The fort is also contiguous to the 202,000-acre Ventana Wilderness Area of Los Padres National Forest, home to more than a dozen rare, recently introduced California condors.

"It's the F-18 against the condors," Farr said. "The government has spent millions on both, and they shouldn't meet in the sky."

The Navy's plan comes at a time when, with Hunter Liggett deactivated and idle, southern Monterey County has begun to sell its solitude and rural life to tourists, with cattle brandings for weekend cowboys, winery tours and horseback rides into the Santa Lucias. Within the past decade, expansion of the Ventana Wilderness Area and Pinnacles National Monument and the creation of both a marine sanctuary off the Big Sur coast and the Silver Peak Wilderness Area have created a sizable buffer of public space around the fort.

The National Park Service is conducting a study to determine whether some of the historic buildings at the fort can be incorporated into the park system.

The Navy is conducting an environmental assessment to determine the effects the bombing range will have on wildlife and the quality of life for residents in the sparsely populated area.

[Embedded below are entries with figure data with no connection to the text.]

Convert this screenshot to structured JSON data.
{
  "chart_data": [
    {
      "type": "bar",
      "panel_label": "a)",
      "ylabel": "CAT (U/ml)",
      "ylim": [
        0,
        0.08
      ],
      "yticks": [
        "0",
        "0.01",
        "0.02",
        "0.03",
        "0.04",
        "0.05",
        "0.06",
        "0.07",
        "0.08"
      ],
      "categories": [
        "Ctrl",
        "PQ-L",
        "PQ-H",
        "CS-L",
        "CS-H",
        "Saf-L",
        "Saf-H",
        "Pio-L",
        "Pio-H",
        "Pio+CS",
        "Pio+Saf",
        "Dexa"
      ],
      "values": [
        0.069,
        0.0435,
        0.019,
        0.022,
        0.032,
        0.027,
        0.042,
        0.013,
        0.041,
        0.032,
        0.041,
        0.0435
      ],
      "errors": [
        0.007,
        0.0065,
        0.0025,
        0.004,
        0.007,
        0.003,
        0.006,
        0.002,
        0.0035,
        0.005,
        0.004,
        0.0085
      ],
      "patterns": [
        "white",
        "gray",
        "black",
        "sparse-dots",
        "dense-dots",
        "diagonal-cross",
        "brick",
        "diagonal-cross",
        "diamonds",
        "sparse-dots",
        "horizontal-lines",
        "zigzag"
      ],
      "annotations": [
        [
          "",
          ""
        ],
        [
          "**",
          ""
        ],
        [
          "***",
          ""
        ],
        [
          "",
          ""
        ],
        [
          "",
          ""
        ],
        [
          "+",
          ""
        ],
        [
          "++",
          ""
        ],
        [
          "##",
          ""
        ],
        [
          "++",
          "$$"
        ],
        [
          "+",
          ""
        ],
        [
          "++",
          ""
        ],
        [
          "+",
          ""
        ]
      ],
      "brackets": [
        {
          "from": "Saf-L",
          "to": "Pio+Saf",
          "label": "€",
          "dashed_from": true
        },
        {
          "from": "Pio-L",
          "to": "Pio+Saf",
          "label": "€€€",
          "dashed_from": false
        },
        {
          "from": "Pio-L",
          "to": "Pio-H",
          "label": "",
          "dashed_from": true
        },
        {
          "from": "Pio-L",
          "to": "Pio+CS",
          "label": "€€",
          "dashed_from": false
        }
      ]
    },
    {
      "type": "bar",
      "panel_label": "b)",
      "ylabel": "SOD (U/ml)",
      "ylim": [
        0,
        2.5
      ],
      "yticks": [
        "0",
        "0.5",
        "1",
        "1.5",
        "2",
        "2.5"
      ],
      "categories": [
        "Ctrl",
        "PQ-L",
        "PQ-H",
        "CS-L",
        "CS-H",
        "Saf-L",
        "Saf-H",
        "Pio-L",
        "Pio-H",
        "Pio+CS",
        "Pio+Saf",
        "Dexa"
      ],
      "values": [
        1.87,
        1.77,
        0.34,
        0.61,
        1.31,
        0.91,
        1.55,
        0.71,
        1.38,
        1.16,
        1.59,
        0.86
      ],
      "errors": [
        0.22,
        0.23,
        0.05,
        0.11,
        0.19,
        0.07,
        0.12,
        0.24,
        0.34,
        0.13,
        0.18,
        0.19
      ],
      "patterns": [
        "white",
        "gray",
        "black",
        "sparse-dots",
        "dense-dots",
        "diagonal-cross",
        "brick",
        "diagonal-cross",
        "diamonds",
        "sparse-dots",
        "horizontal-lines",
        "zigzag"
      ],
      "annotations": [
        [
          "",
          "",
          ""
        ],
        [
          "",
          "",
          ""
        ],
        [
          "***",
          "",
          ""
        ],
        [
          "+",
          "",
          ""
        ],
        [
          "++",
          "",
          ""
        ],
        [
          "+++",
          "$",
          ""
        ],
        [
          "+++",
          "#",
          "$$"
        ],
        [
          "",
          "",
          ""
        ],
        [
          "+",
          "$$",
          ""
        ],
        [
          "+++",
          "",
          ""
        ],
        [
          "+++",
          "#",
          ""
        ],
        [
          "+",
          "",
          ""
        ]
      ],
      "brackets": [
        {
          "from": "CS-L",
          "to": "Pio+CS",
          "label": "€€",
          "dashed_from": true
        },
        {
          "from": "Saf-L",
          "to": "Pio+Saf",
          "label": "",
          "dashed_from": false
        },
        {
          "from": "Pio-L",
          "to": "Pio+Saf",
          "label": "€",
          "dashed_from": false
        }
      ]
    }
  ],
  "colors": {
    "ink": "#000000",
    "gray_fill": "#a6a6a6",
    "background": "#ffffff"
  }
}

At Farr's insistence, the period for comment on the plan has been extended until March 2.

On Saturday afternoon, the Navy will hold a 3 p.m. public hearing on its plan at the Del Rey School in King City. It will be preceded by a target bombing demonstration for the press at Hunter Liggett.

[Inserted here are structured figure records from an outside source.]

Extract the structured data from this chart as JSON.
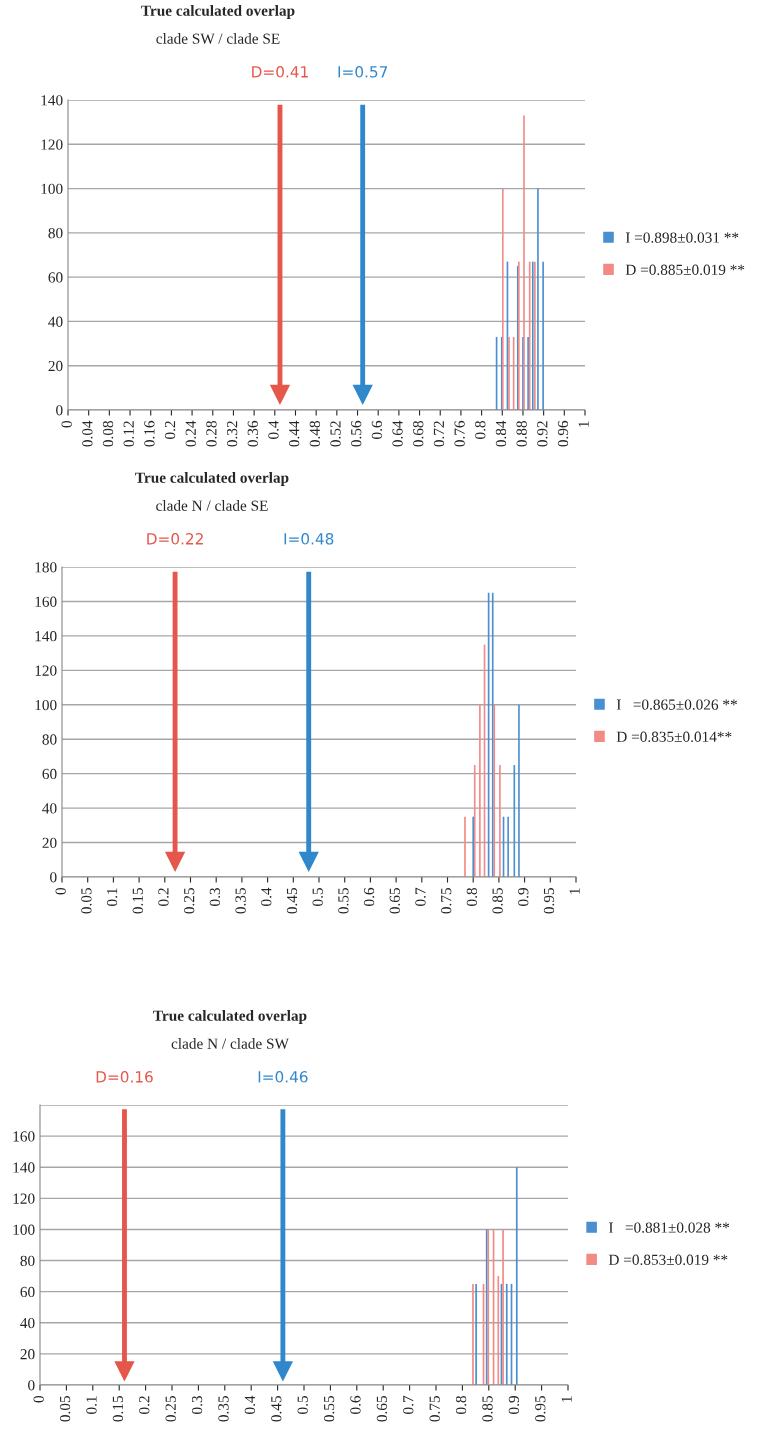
{
  "chart_data": [
    {
      "type": "bar",
      "title": "True calculated overlap",
      "subtitle": "clade SW / clade SE",
      "series": [
        {
          "name": "I =0.898±0.031 **",
          "color": "#4a8fd0",
          "x": [
            0.829,
            0.839,
            0.85,
            0.87,
            0.88,
            0.89,
            0.899,
            0.909,
            0.919
          ],
          "values": [
            33,
            33,
            67,
            65,
            33,
            33,
            67,
            100,
            67
          ]
        },
        {
          "name": "D =0.885±0.019 **",
          "color": "#f28a85",
          "x": [
            0.841,
            0.853,
            0.862,
            0.872,
            0.882,
            0.893,
            0.903
          ],
          "values": [
            100,
            33,
            33,
            67,
            133,
            67,
            67
          ]
        }
      ],
      "xlim": [
        0,
        1
      ],
      "xticks": [
        0,
        0.04,
        0.08,
        0.12,
        0.16,
        0.2,
        0.24,
        0.28,
        0.32,
        0.36,
        0.4,
        0.44,
        0.48,
        0.52,
        0.56,
        0.6,
        0.64,
        0.68,
        0.72,
        0.76,
        0.8,
        0.84,
        0.88,
        0.92,
        0.96,
        1
      ],
      "ylim": [
        0,
        140
      ],
      "yticks": [
        0,
        20,
        40,
        60,
        80,
        100,
        120,
        140
      ],
      "ref_lines": [
        {
          "axis": "x",
          "value": 0.41,
          "label": "D=0.41",
          "color": "#e5564b"
        },
        {
          "axis": "x",
          "value": 0.57,
          "label": "I=0.57",
          "color": "#2f87cc"
        }
      ],
      "grid": "y",
      "legend": "right"
    },
    {
      "type": "bar",
      "title": "True calculated overlap",
      "subtitle": "clade N / clade SE",
      "series": [
        {
          "name": "I   =0.865±0.026 **",
          "color": "#4a8fd0",
          "x": [
            0.8,
            0.83,
            0.838,
            0.859,
            0.868,
            0.88,
            0.889
          ],
          "values": [
            35,
            165,
            165,
            35,
            35,
            65,
            100
          ]
        },
        {
          "name": "D =0.835±0.014**",
          "color": "#f28a85",
          "x": [
            0.784,
            0.803,
            0.813,
            0.822,
            0.841,
            0.852
          ],
          "values": [
            35,
            65,
            100,
            135,
            100,
            65
          ]
        }
      ],
      "xlim": [
        0,
        1
      ],
      "xticks": [
        0,
        0.05,
        0.1,
        0.15,
        0.2,
        0.25,
        0.3,
        0.35,
        0.4,
        0.45,
        0.5,
        0.55,
        0.6,
        0.65,
        0.7,
        0.75,
        0.8,
        0.85,
        0.9,
        0.95,
        1
      ],
      "ylim": [
        0,
        180
      ],
      "yticks": [
        0,
        20,
        40,
        60,
        80,
        100,
        120,
        140,
        160,
        180
      ],
      "ref_lines": [
        {
          "axis": "x",
          "value": 0.22,
          "label": "D=0.22",
          "color": "#e5564b"
        },
        {
          "axis": "x",
          "value": 0.48,
          "label": "I=0.48",
          "color": "#2f87cc"
        }
      ],
      "grid": "y",
      "legend": "right"
    },
    {
      "type": "bar",
      "title": "True calculated overlap",
      "subtitle": "clade N / clade SW",
      "series": [
        {
          "name": "I   =0.881±0.028 **",
          "color": "#4a8fd0",
          "x": [
            0.826,
            0.846,
            0.874,
            0.884,
            0.893,
            0.903
          ],
          "values": [
            65,
            100,
            65,
            65,
            65,
            140
          ]
        },
        {
          "name": "D =0.853±0.019 **",
          "color": "#f28a85",
          "x": [
            0.82,
            0.84,
            0.849,
            0.859,
            0.868,
            0.877
          ],
          "values": [
            65,
            65,
            100,
            100,
            70,
            100
          ]
        }
      ],
      "xlim": [
        0,
        1
      ],
      "xticks": [
        0,
        0.05,
        0.1,
        0.15,
        0.2,
        0.25,
        0.3,
        0.35,
        0.4,
        0.45,
        0.5,
        0.55,
        0.6,
        0.65,
        0.7,
        0.75,
        0.8,
        0.85,
        0.9,
        0.95,
        1
      ],
      "ylim": [
        0,
        180
      ],
      "yticks": [
        0,
        20,
        40,
        60,
        80,
        100,
        120,
        140,
        160,
        {
          "value": 180,
          "label": null
        }
      ],
      "ref_lines": [
        {
          "axis": "x",
          "value": 0.16,
          "label": "D=0.16",
          "color": "#e5564b"
        },
        {
          "axis": "x",
          "value": 0.46,
          "label": "I=0.46",
          "color": "#2f87cc"
        }
      ],
      "grid": "y",
      "legend": "right"
    }
  ]
}
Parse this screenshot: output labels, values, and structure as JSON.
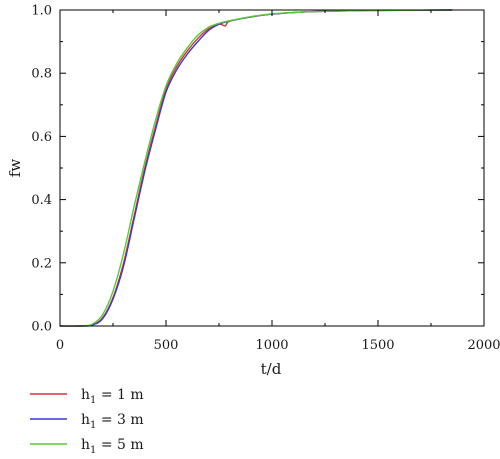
{
  "chart_data": {
    "type": "line",
    "xlabel": "t/d",
    "ylabel": "fw",
    "xlim": [
      0,
      2000
    ],
    "ylim": [
      0,
      1.0
    ],
    "x_ticks": [
      0,
      500,
      1000,
      1500,
      2000
    ],
    "y_ticks": [
      0.0,
      0.2,
      0.4,
      0.6,
      0.8,
      1.0
    ],
    "x_tick_labels": [
      "0",
      "500",
      "1000",
      "1500",
      "2000"
    ],
    "y_tick_labels": [
      "0.0",
      "0.2",
      "0.4",
      "0.6",
      "0.8",
      "1.0"
    ],
    "grid": false,
    "legend_position": "bottom-left, below plot",
    "series": [
      {
        "name": "h1 = 1 m",
        "legend_main": "h",
        "legend_sub": "1",
        "legend_rest": " = 1 m",
        "color": "#e0303a",
        "x": [
          0,
          100,
          150,
          200,
          250,
          300,
          350,
          400,
          450,
          500,
          550,
          600,
          650,
          700,
          750,
          780,
          800,
          900,
          1000,
          1100,
          1200,
          1400,
          1600,
          1850
        ],
        "y": [
          0,
          0,
          0.003,
          0.025,
          0.09,
          0.2,
          0.35,
          0.5,
          0.63,
          0.75,
          0.82,
          0.87,
          0.91,
          0.94,
          0.955,
          0.95,
          0.965,
          0.978,
          0.987,
          0.992,
          0.995,
          0.998,
          0.999,
          1.0
        ]
      },
      {
        "name": "h1 = 3 m",
        "legend_main": "h",
        "legend_sub": "1",
        "legend_rest": " = 3 m",
        "color": "#3a3ac8",
        "x": [
          0,
          100,
          150,
          200,
          250,
          300,
          350,
          400,
          450,
          500,
          550,
          600,
          650,
          700,
          750,
          800,
          900,
          1000,
          1100,
          1200,
          1400,
          1600,
          1850
        ],
        "y": [
          0,
          0,
          0.003,
          0.022,
          0.085,
          0.19,
          0.34,
          0.49,
          0.62,
          0.74,
          0.81,
          0.86,
          0.9,
          0.935,
          0.955,
          0.965,
          0.978,
          0.987,
          0.992,
          0.995,
          0.998,
          0.999,
          1.0
        ]
      },
      {
        "name": "h1 = 5 m",
        "legend_main": "h",
        "legend_sub": "1",
        "legend_rest": " = 5 m",
        "color": "#55cc33",
        "x": [
          0,
          100,
          150,
          200,
          250,
          300,
          350,
          400,
          450,
          500,
          550,
          600,
          650,
          700,
          750,
          800,
          900,
          1000,
          1100,
          1200,
          1400,
          1600,
          1850
        ],
        "y": [
          0,
          0,
          0.005,
          0.035,
          0.11,
          0.23,
          0.38,
          0.52,
          0.65,
          0.76,
          0.83,
          0.88,
          0.92,
          0.945,
          0.958,
          0.966,
          0.979,
          0.988,
          0.992,
          0.995,
          0.998,
          0.999,
          1.0
        ]
      }
    ]
  }
}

Opponents of the Navy's plan contend that an environmental assessment of it is insufficient and that a full environmental impact report should be required.

"It's an existing range," Pinnard said. "All we're doing is activating it and putting a 400-foot target down on it."

As a practical matter, Adm. Thomas B. Fargo, commander of the Navy's Pacific Fleet, can approve the bombing range plan without first obtaining civilian authorization. Whether he wants to risk a lawsuit or political retaliation by pressing ahead in the face of public opposition is an open question.